Aber: Hier kann die Achtsamkeitstrainerin ansetzen. „Achtsamkeit ist der Schlüssel zu einem glücklichen Leben“, erklärt sie. „Wir haben verlernt, das Kleine im Leben wahrzunehmen.“ Die Folge davon sei, dass man lustlos und unzufrieden sei und damit hochgradig gestresst.

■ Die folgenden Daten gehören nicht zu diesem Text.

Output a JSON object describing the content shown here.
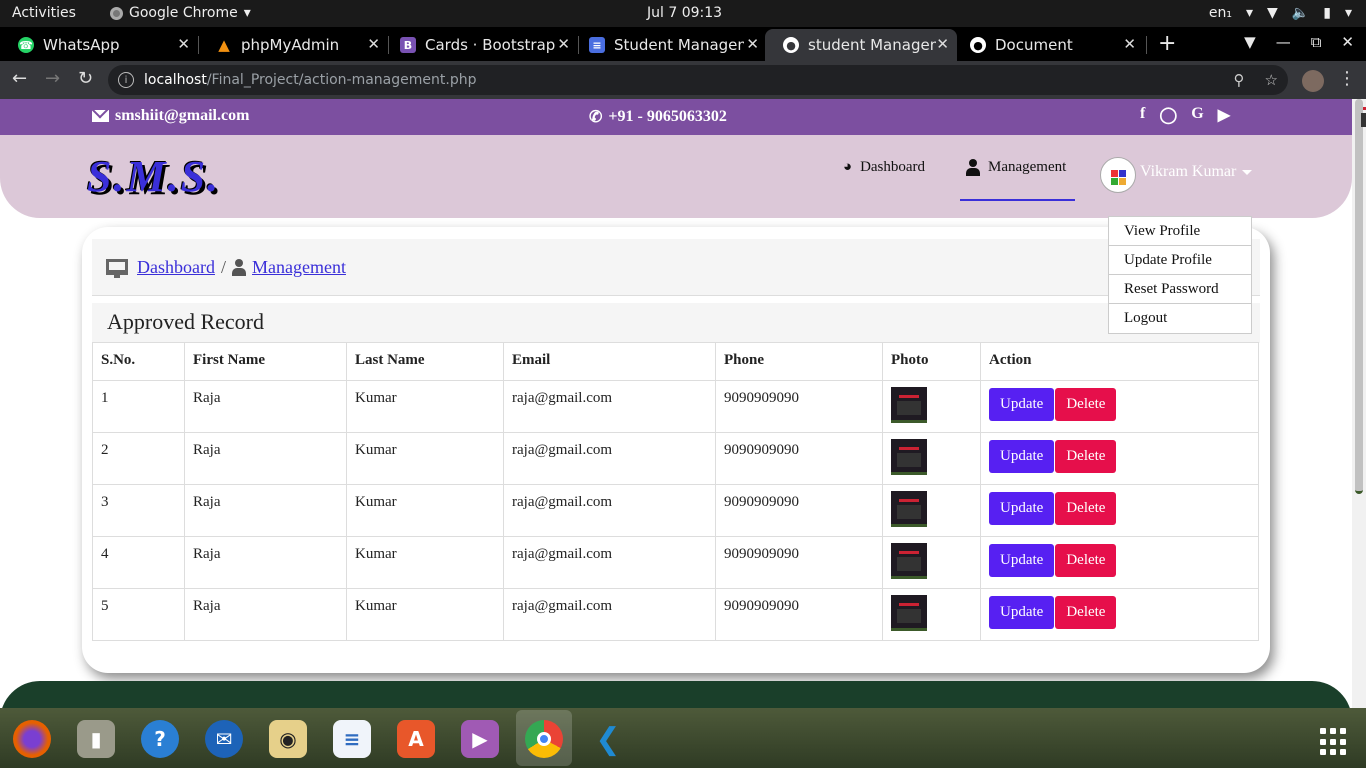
{
  "system": {
    "activities": "Activities",
    "app_name": "Google Chrome",
    "clock": "Jul 7  09:13",
    "lang": "en₁"
  },
  "tabs": [
    {
      "title": "WhatsApp",
      "icon": "whatsapp-icon",
      "color": "#25d366",
      "active": false
    },
    {
      "title": "phpMyAdmin",
      "icon": "phpmyadmin-icon",
      "color": "#f29111",
      "active": false
    },
    {
      "title": "Cards · Bootstrap",
      "icon": "bootstrap-icon",
      "color": "#7952b3",
      "active": false
    },
    {
      "title": "Student Managem",
      "icon": "docs-icon",
      "color": "#4a6ee0",
      "active": false
    },
    {
      "title": "student Managem",
      "icon": "globe-icon",
      "color": "#ffffff",
      "active": true
    },
    {
      "title": "Document",
      "icon": "globe-icon",
      "color": "#ffffff",
      "active": false
    }
  ],
  "url": {
    "host": "localhost",
    "path": "/Final_Project/action-management.php"
  },
  "site": {
    "email": "smshiit@gmail.com",
    "phone": "+91 - 9065063302",
    "social": [
      "facebook-icon",
      "instagram-icon",
      "google-icon",
      "youtube-icon"
    ],
    "logo": "S.M.S.",
    "nav": {
      "dashboard": "Dashboard",
      "management": "Management"
    },
    "user": "Vikram Kumar",
    "dropdown": [
      "View Profile",
      "Update Profile",
      "Reset Password",
      "Logout"
    ],
    "breadcrumb": {
      "home": "Dashboard",
      "sep": "/",
      "current": "Management"
    },
    "section_title": "Approved Record"
  },
  "table": {
    "headers": [
      "S.No.",
      "First Name",
      "Last Name",
      "Email",
      "Phone",
      "Photo",
      "Action"
    ],
    "rows": [
      {
        "sno": "1",
        "first": "Raja",
        "last": "Kumar",
        "email": "raja@gmail.com",
        "phone": "9090909090"
      },
      {
        "sno": "2",
        "first": "Raja",
        "last": "Kumar",
        "email": "raja@gmail.com",
        "phone": "9090909090"
      },
      {
        "sno": "3",
        "first": "Raja",
        "last": "Kumar",
        "email": "raja@gmail.com",
        "phone": "9090909090"
      },
      {
        "sno": "4",
        "first": "Raja",
        "last": "Kumar",
        "email": "raja@gmail.com",
        "phone": "9090909090"
      },
      {
        "sno": "5",
        "first": "Raja",
        "last": "Kumar",
        "email": "raja@gmail.com",
        "phone": "9090909090"
      }
    ],
    "update_label": "Update",
    "delete_label": "Delete"
  },
  "colors": {
    "brand": "#7c4fa0",
    "header": "#dcc8d8",
    "update": "#5720f2",
    "delete": "#e60f4b",
    "footer": "#1a3f2a"
  },
  "dock": [
    {
      "name": "firefox-icon",
      "color": "#e66000"
    },
    {
      "name": "files-icon",
      "color": "#9a9a8a"
    },
    {
      "name": "help-icon",
      "color": "#2a7fd4"
    },
    {
      "name": "thunderbird-icon",
      "color": "#1d63b8"
    },
    {
      "name": "rhythmbox-icon",
      "color": "#e6d08a"
    },
    {
      "name": "libreoffice-writer-icon",
      "color": "#2f6cc0"
    },
    {
      "name": "software-center-icon",
      "color": "#e8572a"
    },
    {
      "name": "videos-icon",
      "color": "#a05ab4"
    },
    {
      "name": "chrome-icon",
      "color": "#ea4335"
    },
    {
      "name": "vscode-icon",
      "color": "#1f8ad2"
    }
  ]
}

Welche Gedanken in den Köpfen kreisen und was richtiges Atmen bewirkt
Es beginnt bei den Gedanken. 60.000 Gedanken kreisen pro Tag in unserem Kopf herum, erklärt die Achtsamkeitstrainerin. Die meisten transportierten unbewusste sozialisierte Muster. Nur etwa 5000 davon sind neue Gedanken und damit gute. Achtsamkeit fokussiert auf das Hier und Jetzt. „Achtsamkeit heißt: Ich gehe Dinge an, ohne sie zu bewerten; ich beobachte sie“, erklärt Anja Hartmann. „Unsere Gedanken spielen eine wesentliche Rolle bei der Stressbewältigung und der Achtsamkeit.“
Die Vorteile eines achtsamen Lebens liegen für die Beraterin auf der Hand: Konzentration und Gedächtnis würden gefördert, die Schlafqualität gesteigert, das Immunsystem verbessert, die Stimmung verbessert; durch Meditation werden die Gedanken zur Ruhe gebracht, mithin könne Migräne gelindert werden.
Gerade an Weihnachten kommen demnach bei vielen Menschen gelernte Muster ans Licht: die Gardinen waschen, weil das früher zu Hause immer gemacht wurde; das perfekte Menü zaubern, den schönsten Baum schmücken und so weiter fort. Hier helfe es, den guten Gedanken Raum zu geben. Und schon mit ein paar Übungen könne man es schaffen, Gedanken zu fokussieren. „Unser Atem ist die einfachste Methode, unseren Organismus zur Ruhe zu bringen“, erklärt Anja Hartmann. Denn, sehr praktisch: „Der ist ja immer da.“ Wichtig: Es muss in den Bauch geatmet werden.
Das sind ein paar kleine Übungen für innere Ruhe
Die Achtsamkeitstrainerin setzt sich aufrecht hin, nimmt mit jeweils Mittel- und Zeigefinger den Bereich ihres Bauchnabels in die Mitte und atmet durch die Nase ein in den Bauch, der bläst sich auf wie ein Ballon, beim Ausatmen durch den Mund entweicht auch die Luft. Oder: die 4-7-8-Atmung. Vier Sekunden einatmen, auf 7 die Luft anhalten und dann acht Sekunden ausatmen. Hartmann: „Durch das Atmen trickse ich meine Gedanken aus.“ Tanzen und Grinsen sind weitere Tipps.
Weiterer wesentlicher Punkt: die Dankbarkeit. Auch das hat etwas mit der Bewertung zu tun. Anja Hartmann nennt zwei Methoden. Methode eins: das Bohnensäckchen. Hier befinden sich fünf Kaffeebohnen in einem Säckchen, das man in der Hosentasche mit sich trägt. Bei jedem bewusst erlebten schönen Moment wandert eine Bohne in die andere Hosentasche. Oder das Glücksgläschen. Man nimmt ein einfaches Einmachglas. Nun schreibt man am Abend die schönen Dinge des Tages auf kleine Zettelchen und wirft sie in das Glas, um am Ende der Woche auf die vielen schönen Momente blicken zu können. Alles eine Frage der Perspektive eben.